Bien sûr, le premier réflexe est de privilégier un site qui ne se situe pas en zone inondable, et avec un système approprié de drainage des eaux de pluie. Pour les sites existants, il s’agit de réduire au strict minimum les destructions : faire en sorte que l’eau ne pénètre pas dans les bâtiments les plus importants, et limiter les pertes matérielles en enlevant les installations et objets les plus critiques des zones basses (sous-sol, rez-de-chaussée etc.). Une révision des systèmes de drainage permet de mieux gérer les phénomènes de pluies torrentielles.

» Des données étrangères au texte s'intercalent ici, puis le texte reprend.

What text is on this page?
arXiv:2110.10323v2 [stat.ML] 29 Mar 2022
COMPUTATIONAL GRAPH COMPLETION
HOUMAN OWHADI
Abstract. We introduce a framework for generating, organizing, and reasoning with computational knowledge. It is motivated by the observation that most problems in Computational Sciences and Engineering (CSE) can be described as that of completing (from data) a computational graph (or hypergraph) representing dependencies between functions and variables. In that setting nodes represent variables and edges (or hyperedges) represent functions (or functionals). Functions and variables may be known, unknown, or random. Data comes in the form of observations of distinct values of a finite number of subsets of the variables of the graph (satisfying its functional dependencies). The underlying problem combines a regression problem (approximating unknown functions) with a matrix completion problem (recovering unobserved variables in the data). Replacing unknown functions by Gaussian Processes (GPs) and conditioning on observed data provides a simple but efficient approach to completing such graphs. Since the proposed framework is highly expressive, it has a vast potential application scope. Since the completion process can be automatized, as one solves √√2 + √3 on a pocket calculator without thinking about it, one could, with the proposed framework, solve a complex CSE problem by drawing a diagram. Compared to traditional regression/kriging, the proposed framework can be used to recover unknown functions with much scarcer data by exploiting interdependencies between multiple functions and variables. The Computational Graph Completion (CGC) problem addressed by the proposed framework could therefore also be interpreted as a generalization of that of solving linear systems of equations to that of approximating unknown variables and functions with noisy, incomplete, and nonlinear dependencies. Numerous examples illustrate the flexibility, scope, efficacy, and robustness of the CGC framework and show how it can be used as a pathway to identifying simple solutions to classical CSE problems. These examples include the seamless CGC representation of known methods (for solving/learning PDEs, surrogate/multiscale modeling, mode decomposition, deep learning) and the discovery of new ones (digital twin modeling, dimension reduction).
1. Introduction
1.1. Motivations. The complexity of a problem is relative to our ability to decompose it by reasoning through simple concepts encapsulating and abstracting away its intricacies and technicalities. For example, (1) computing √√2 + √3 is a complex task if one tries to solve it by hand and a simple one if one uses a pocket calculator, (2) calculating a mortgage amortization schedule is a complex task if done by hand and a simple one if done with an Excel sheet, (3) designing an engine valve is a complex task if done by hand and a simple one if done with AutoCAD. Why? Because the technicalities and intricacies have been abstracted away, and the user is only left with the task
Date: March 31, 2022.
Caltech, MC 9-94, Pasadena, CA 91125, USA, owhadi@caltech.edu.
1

Les systèmes électriques, les ordinateurs et les équipements télécom sont à protéger en priorité, ainsi que les plus importants documents administratifs et stratégiques.
 
Après avoir adopté le plus de mesures de prévention possible, il demeure nécessaire d’établir un plan d’urgence face à l’inondation, qui indique l’intégralité des démarches à suivre le cas échéant, les personnes responsables de chaque action et le timing dans lequel elles doivent être réalisées à partir de l’alerte inondation.
 
Si ces mesures peuvent sembler contraignantes, elles donnent pourtant des résultats avérés. Citons l’exemple d’une usine qui avait subi deux inondations quasiment identiques (débordement de rivière) à un an d’intervalle. La deuxième fois, elle avait significativement rehaussé son stockage de produits, tous les employés avaient emporté leurs ordinateurs chez eux pour assurer les transactions les plus essentielles, et l’entreprise avait mis en place une procédure d’urgence inondation avec son assureur, ce qui a réduit de plus de moitié les pertes occasionnées. 
 
Les entreprises ont donc un rôle proactif à jouer pour optimiser leur résilience au moyen d’actions concrètes. Les plans doivent aussi être testés pour vérifier leur efficacité. En bref, la résilience face à une catastrophe naturelle, comme les inondations, se prépare et s’organise, afin de minimiser son impact et préserver le mieux possible son activité.